Dazu musst du nur in deiner Packungsbeilage nachlesen und dann absetzen. Gibt ja genügend hormonfreie Alternativen. Das würde ich auch zuerst ausprobieren, bevor ich irgendeinen "Blödsinn" für ewig viel Geld ausprobiere, von dem man ausgehen kann, dass die KK davon nur wenig oder gar nichts übernimmt.

h}oni6gkuclhenx22


Hallo, vielen Danke für Eure Ratschläge. Also mit der Pille habe ich mir auch gleich Gedanken gemacht, werde die mal absetzen, es gibt ja auch noch andere Verhütungsmöglichkeiten. Habe über die Nebenwirkung der Pille mir nie so richtig Gedanken gemacht, denn die wird ja auch oft, so wie ich gelesen haben, als Mittel gegen Haarausfall und Hautprobleme von den Dok's verordnet.

Wenn ich Hilfe für mein Problem bekomme ist es mir egal ob die KK das bezahlt oder nicht. Ich habe auch mal etwas gegooglt, wegen ganzheitlicher Untersuchung, weil sich das gut anhört und da steht ja so vieles und auch in anderen Foren darüber. Ich habe mich entschlossen das mal zu nutzen bei haarausfall-dauerhaft-stoppen. Das ist ein Institut für Haardiagnostik und ich habe da gleich mal angerufen und mich informiert. Montag schicke ich gleich alles los was die von mir brauchen und mal sehen, was da so gefunden wird ??? . Werde dann berichten :)z

sfinabraEucfhthilfe


Meine Mutter hat eine ganzheitliche Untersuchung bei haarausfall-dauerhaft-stoppen.com machen lassen. Nicht zu verwechseln mit einer ganzheitlichen Behandlung!

Dort wurden mehrere Ursachen für ihren Haarausfall herausgefunden. Dann hat sie einen Therapieplan bekommen, wo drinstand was zu tun ist um den Haarausfall zu stoppen. Nach ein paar Wochen war der Haarausfall gestoppt und die Haare sind wieder nachgewachsen. Bis heute hat sie keine Probleme. Gott sei Dank!!!

hponiegku.chen2x2


Hallo, ich wollte ja über meine Ergebnisse von der Untersuchung von haarausfall dauerhaft stoppen berichten. Also es ist ja der Hammer was die Mediziner da alles feststellen konnten bei dieser ganzheitlichen Analyse. Ich habe so einige Baustellen im Körper die beseitigt werden müssen.
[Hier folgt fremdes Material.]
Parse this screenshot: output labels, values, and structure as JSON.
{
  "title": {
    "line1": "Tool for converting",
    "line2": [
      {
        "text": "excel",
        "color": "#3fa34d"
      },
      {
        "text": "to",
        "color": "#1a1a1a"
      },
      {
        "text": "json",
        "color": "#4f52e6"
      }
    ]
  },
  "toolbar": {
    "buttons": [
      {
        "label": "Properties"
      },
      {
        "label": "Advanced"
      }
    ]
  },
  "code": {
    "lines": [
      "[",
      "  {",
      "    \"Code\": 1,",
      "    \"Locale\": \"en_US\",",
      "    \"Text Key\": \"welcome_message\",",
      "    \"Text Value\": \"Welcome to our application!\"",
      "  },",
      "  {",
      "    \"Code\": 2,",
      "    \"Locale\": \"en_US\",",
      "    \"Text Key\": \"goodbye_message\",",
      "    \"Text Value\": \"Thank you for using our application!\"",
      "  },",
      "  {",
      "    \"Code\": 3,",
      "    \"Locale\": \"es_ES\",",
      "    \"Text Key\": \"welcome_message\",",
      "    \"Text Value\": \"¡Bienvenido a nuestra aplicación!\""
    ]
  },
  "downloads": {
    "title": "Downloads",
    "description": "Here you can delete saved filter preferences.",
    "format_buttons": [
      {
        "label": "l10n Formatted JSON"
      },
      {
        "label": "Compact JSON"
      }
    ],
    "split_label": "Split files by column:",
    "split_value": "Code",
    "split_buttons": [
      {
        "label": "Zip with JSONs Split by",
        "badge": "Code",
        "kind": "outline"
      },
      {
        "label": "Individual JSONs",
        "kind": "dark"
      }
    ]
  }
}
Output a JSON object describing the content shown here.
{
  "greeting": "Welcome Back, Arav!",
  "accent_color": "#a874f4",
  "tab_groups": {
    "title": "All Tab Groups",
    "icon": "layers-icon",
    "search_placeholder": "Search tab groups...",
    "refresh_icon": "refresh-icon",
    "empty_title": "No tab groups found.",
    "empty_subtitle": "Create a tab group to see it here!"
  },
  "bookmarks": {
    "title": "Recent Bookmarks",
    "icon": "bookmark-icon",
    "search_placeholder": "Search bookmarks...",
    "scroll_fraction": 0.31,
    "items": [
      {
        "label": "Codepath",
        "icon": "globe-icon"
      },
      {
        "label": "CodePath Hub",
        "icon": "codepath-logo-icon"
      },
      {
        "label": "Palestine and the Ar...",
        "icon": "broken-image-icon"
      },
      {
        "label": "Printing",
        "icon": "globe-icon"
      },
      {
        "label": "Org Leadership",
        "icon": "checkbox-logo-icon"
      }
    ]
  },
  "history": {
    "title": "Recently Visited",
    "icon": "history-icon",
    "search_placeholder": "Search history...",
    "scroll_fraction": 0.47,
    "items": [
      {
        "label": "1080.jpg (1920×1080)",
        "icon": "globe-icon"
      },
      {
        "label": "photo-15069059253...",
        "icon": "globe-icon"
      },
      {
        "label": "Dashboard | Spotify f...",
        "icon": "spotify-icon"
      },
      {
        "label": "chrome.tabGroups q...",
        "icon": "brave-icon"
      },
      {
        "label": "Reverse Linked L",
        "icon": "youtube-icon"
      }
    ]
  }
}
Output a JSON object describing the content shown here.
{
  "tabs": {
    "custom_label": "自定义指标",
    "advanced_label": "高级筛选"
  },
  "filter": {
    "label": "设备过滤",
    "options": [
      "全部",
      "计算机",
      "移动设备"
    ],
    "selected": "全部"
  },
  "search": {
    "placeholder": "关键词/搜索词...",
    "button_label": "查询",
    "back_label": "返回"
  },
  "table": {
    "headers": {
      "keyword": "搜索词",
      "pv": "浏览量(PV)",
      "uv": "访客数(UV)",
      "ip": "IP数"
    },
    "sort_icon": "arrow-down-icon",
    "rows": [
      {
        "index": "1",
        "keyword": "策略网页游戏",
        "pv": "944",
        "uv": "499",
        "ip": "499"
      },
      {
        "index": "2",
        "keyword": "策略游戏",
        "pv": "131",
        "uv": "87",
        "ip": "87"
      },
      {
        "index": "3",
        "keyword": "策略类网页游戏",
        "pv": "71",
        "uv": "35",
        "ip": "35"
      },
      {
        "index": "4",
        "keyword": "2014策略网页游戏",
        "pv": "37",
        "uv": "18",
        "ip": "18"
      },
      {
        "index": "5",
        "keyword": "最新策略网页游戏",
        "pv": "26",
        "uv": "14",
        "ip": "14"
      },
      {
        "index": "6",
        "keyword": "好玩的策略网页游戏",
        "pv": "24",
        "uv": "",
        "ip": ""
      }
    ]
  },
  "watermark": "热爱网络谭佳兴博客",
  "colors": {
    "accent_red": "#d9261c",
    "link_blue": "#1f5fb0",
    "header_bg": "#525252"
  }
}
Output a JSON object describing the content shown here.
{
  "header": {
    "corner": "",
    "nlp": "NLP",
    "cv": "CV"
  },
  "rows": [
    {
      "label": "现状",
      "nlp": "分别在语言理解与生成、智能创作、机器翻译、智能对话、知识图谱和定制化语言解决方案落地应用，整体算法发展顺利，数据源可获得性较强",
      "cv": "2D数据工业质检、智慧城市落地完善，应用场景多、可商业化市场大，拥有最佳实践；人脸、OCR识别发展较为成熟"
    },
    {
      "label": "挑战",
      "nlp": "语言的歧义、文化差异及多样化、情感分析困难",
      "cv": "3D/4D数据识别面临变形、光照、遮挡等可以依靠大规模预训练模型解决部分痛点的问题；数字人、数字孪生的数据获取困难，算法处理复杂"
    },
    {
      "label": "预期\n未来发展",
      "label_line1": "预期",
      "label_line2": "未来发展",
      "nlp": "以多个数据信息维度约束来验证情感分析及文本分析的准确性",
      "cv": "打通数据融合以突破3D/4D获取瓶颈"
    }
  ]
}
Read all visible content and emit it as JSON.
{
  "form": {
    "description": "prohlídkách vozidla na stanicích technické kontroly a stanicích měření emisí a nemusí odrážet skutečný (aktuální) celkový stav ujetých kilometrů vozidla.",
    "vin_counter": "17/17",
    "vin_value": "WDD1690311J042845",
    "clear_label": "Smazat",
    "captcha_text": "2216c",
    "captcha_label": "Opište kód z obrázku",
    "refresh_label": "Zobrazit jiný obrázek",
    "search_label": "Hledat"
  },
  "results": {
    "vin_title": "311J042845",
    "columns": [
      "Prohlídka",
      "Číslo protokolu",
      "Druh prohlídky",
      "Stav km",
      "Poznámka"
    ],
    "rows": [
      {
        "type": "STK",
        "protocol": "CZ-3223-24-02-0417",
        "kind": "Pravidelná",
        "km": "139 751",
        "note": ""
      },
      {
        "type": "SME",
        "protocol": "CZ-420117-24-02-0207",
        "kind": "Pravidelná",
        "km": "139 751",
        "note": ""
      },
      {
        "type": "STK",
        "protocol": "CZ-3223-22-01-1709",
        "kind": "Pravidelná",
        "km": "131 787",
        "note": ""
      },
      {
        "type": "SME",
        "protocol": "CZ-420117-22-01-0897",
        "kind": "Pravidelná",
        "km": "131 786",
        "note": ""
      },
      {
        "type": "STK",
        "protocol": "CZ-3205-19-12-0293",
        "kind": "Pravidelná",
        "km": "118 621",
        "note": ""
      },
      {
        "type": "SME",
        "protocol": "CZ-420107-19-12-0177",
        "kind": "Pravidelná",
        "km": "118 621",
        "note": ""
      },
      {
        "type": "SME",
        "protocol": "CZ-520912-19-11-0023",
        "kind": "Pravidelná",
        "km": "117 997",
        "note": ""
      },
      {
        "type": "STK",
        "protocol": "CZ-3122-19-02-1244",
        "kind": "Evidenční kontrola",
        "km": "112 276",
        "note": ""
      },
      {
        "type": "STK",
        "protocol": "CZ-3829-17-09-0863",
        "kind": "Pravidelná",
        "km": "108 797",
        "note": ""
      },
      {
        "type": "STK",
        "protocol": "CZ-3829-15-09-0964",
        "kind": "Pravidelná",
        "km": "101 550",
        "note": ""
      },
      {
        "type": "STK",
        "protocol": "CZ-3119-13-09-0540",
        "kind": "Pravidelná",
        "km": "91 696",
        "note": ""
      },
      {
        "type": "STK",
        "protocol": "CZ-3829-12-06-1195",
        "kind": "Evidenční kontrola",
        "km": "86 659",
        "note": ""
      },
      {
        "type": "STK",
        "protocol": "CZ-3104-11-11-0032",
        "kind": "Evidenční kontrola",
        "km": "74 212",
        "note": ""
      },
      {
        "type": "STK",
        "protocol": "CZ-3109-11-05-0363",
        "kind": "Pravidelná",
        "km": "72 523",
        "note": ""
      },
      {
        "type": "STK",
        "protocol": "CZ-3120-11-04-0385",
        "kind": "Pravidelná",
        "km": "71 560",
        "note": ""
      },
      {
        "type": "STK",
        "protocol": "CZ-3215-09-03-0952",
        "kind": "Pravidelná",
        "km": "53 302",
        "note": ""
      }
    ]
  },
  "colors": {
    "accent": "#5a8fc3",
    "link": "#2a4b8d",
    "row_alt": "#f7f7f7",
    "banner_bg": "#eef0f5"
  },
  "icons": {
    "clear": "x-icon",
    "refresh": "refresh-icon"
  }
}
Es wuden unter anderem folgende Ursachen für mein Problem ermittelt: eine Schwermetallbelastung, Vitalstoffmangel, Elektrosmokbelastung Mobilfunk, Jodmangel, Flurbelastung und eine Überversorgung mit Magnesium, Kaliummangel, also so etliches. Magnesium hatte ich schon immer genommen, hatte es in einem Foum gelesen und mir so eine Überversorgung damit eingehandelt. Die Medizner vom Institut für Haardiagnostik haben mir natürlich auch gleich gesagt, wie ich mein Problem lösen kann. Ich bin wirklich froh endlich zu wissen, woher der Haarausfall kommt. Ich werde diese Empfehlungen natürlich genau einhalten, denn ich will ja das Problem los werden. :)z

K[amikazi4081x5


Wie sehen die Behandlungsvorschläge denn aus?

hDon-igkuchCen22


Hallo, ich wollte nur mal kurz berichten von meinen Forschritten nach meiner Untersucheng beim Institut für Haardiagnostik. Ich war dann bei einem HP und habe eine Ausleitung der Schwermetalle machen lassen. Die Globulis die ich von Instit. f. HD bekommen habe nehme ich natürlich gewissenhaft ein und auch die anderen verordneten Naturmittel. Wo ich eine Überversorgung hatte versuche ich zu reduzieren, wegzulassen und meine Ernährung etwas umzustellen. Ich merke schon eine Veränderung, denn es fallen weniger Haare aus und ich fühle mich auch so gesundheitlich viel besser. Ich habe sehr große Hoffnung das alles gut wird, ich werde auch super betreut, die nehmen mich wirklich ernst mir meinem Problem. :)z

IJntoGle ranzx1


hi. juckt die kopfhaut auch bei dir? was für eine schwermetallbelastung hattest/hast du und wie wurde ausgeleitet? und wie lange hat das gedauert? :)D

warte noch auf mein ergebniss und HOFFE das da was gefunden wird. bin am ende wegen dem haarausfall!

c"hEuchi


weiß nicht, ob es jemandem hier helfen kann.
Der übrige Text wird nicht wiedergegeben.